According to Salesforce, it takes six to eight touches for a lead to become a customer. Normally, all these touches are the responsibility of a human sales rep, whose time and availability constraints aren’t required when the company uses an AI sales rep. Epson knew this, of course, and hired the same AI that CenturyLink had used to follow up at the right time, without fail, until it got a response — for all of those 50,000 leads.
In no time at all, Epson realized the force-multiplier potential of AI. It also realized that the AI virtual assistant could help its human sales teams with cross-selling, upselling and recurring orders, as well. It could also discover and report unresolved customer issues to the right customer support reps immediately.
Before it implemented its AI sales assistant, Epson had been accustomed to seeing around 20 responses for every 100 leads. But since implementing the Conversica AI, it now receives a staggering 51 responses — a 240 percent increase — as well as a 75 percent increase in qualified leads.
This led to an additional $2 million in revenue in the first 90 days of using that AI.
3. Creating disposable content, even advertising
Perhaps the most surprising AI implementation I’ve seen at the enterprise level is the ability of AI to replicate human-like writing and content creation. Researchers have spent decades trying to make computers write the way humans do, but only in recent years have they been successful. For certain types of disposable content, AI has already shown itself to be more effective than a content team would be.
The examples of AI writers emerging in the worlds of publishing are numerous: Forbes writers are planning on using an AI to help them pen their drafts; a slew of newspapers, including the New York Times, and the wire service Reuters, use AI to write real-time financial reports and sports recaps (called “robot reporters“); and OpenAI claims to have developed an AI writer so good that it is too dangerous for public release.
Even more incredible, Toyota recently used IBM Watson’s machine-learning capabilities to design a new kind of advertising campaign for the Rav4: one that generates entire ad scripts. They’ve even given it a catchy label: creative programmatic.
According to Ad Age, Toyota gave IBM Watson a list of the top 1,000 recreational activities that you might use a car to get to and tasked Watson with pairing the activities together in unexpected and intriguing ways. Watson’s video script outputs were then fed to another AI tool, a video generator that stitches together stock and original footage, called Imposium. The final results: 300 unique, targeted video advertisements that were used as Facebook and Instagram.
Toto, I don’t think we’re in Kansas anymore.
In the 21st century, AI is starting to look less and less like science fiction and more like the times we’re living in. For enterprises that actually have the budgets to implement and experiment with AI pilot programs for marketing and sales — as we’ve seen, the sky’s the limit.

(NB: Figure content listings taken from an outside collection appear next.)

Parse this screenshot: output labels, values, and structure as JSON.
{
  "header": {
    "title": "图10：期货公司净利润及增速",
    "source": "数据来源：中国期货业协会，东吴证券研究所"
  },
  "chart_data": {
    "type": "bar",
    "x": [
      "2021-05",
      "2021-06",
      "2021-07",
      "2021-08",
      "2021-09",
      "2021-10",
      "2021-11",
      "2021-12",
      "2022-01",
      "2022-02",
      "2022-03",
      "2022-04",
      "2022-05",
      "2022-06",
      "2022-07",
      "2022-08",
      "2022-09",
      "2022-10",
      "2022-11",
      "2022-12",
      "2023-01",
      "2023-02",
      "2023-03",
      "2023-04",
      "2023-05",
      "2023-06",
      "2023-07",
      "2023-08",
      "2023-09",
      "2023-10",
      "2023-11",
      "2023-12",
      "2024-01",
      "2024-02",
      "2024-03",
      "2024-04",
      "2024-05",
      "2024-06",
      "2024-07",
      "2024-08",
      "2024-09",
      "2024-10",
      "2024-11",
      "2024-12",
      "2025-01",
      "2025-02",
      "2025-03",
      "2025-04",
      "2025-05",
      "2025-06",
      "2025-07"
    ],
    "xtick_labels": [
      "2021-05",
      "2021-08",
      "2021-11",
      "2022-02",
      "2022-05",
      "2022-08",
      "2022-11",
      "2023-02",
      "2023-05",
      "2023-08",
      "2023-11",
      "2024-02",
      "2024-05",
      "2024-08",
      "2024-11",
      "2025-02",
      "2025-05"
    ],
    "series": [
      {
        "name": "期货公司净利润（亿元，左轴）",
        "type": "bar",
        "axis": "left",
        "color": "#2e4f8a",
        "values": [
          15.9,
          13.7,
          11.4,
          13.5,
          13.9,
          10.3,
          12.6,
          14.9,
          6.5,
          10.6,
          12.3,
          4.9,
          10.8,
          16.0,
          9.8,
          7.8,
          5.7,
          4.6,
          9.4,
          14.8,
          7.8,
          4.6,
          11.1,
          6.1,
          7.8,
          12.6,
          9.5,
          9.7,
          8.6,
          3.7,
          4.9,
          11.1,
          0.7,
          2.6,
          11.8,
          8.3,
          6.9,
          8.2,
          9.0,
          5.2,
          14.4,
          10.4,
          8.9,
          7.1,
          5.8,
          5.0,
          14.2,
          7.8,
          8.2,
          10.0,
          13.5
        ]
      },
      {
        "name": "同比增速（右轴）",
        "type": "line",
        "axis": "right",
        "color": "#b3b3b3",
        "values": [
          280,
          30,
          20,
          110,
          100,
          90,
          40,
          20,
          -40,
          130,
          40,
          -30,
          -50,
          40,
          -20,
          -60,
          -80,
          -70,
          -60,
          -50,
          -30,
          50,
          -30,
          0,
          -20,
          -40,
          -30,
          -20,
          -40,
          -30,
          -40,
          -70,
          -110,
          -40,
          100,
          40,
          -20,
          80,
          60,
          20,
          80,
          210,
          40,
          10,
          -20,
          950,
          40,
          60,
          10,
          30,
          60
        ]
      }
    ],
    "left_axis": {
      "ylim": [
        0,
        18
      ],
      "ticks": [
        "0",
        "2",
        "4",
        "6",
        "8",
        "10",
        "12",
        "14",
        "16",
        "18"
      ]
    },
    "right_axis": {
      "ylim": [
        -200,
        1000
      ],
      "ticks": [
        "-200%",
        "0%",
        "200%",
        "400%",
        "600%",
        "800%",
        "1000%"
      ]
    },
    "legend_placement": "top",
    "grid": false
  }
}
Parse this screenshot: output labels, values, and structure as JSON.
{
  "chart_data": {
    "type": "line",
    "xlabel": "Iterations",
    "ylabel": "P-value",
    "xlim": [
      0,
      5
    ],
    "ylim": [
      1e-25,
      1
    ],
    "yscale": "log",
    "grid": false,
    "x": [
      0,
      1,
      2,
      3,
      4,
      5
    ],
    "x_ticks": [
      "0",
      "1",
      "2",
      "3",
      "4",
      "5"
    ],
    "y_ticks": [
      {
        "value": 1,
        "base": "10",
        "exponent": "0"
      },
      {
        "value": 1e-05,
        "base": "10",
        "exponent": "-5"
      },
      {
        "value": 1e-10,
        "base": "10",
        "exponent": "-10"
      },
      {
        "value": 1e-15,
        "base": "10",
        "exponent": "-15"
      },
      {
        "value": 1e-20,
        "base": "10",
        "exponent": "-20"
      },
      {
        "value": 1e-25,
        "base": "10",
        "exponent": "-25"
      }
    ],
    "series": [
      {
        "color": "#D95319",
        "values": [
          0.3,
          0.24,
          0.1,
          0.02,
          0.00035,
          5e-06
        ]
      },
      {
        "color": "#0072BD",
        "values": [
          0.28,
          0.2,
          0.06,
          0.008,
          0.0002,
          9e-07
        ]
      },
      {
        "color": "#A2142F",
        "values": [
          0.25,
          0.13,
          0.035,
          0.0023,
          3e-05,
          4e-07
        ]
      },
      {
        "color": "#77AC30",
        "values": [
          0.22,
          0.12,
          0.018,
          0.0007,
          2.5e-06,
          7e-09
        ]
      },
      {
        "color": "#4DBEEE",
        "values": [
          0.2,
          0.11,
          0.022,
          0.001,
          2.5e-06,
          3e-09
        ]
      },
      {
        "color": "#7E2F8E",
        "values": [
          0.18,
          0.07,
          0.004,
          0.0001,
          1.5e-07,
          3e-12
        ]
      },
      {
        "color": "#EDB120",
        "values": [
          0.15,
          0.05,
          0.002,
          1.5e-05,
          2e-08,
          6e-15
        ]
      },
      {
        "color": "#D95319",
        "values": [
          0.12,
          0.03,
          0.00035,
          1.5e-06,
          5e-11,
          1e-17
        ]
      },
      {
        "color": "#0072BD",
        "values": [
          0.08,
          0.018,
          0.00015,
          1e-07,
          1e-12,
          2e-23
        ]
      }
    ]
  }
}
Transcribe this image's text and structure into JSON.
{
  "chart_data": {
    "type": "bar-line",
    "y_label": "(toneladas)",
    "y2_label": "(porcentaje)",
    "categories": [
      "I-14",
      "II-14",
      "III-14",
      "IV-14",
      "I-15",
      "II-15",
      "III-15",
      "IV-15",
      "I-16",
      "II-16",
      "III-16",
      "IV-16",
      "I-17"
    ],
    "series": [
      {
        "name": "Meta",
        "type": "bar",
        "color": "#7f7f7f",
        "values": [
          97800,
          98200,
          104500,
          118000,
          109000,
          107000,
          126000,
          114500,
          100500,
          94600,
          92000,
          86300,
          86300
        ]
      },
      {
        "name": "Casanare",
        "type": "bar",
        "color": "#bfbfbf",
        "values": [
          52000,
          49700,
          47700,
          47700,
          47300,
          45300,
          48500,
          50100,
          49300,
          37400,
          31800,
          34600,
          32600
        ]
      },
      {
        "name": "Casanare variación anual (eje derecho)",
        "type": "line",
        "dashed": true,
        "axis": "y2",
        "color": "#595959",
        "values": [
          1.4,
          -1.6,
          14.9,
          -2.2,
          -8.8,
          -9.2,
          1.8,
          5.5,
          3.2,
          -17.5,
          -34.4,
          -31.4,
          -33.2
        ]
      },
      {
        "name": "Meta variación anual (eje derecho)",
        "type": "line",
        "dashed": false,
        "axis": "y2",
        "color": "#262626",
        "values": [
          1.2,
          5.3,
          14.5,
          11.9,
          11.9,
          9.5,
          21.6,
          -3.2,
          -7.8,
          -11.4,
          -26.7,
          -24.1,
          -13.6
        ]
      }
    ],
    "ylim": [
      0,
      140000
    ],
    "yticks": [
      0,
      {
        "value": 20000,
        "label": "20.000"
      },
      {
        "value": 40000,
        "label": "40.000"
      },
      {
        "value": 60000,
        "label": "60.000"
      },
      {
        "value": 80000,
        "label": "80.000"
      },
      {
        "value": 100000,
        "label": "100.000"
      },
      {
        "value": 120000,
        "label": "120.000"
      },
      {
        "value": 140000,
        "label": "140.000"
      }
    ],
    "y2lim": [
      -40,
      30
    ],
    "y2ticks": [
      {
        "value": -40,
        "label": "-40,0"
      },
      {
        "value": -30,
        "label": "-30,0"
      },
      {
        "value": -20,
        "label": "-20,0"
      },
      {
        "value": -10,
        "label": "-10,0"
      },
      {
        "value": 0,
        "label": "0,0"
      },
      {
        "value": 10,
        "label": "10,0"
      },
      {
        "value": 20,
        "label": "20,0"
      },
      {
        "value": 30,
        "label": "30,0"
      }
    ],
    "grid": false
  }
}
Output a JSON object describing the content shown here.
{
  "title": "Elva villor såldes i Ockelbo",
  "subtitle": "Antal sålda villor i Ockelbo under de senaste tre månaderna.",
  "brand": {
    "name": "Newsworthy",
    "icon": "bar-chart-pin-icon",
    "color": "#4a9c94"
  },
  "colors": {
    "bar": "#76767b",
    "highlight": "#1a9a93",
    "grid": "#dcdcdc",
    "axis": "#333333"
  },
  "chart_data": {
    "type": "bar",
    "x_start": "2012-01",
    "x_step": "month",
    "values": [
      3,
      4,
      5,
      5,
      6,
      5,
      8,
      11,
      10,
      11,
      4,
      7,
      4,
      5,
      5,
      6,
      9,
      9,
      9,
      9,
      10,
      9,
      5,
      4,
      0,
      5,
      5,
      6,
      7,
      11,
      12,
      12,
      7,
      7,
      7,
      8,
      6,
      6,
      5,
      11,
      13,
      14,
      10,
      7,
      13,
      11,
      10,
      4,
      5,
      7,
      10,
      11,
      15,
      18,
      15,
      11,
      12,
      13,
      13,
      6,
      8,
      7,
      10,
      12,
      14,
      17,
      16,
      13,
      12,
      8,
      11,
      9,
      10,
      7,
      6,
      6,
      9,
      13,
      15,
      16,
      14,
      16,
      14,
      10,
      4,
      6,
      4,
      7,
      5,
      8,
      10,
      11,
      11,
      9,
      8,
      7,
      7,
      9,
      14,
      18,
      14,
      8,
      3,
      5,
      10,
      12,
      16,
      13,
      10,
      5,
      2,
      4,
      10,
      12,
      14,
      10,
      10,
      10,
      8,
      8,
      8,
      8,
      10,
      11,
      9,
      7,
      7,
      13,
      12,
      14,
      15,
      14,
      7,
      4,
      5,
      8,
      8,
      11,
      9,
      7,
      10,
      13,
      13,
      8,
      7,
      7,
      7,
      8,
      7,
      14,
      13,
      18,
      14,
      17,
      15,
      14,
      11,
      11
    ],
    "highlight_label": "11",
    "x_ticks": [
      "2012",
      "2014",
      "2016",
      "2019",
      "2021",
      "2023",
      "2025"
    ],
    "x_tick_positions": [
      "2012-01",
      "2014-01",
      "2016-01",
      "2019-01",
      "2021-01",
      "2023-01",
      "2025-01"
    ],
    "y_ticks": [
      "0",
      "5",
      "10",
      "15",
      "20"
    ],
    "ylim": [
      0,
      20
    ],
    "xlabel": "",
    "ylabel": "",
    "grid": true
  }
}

If I’ve learned one thing from running various digital marketing transformations that also better align sales and marketing, it’s that AI is making its way into every part of the enterprise technology stack. The ROI is there. Its short- and long-term impact can be tremendous.
But don’t underestimate the time and effort required. Take inspiration from other brands that have hit the ball out of the park with AI initiatives. Keep things simple for a pilot, stay agile during implementation, and make sure to hire the right team for the job. You will see results.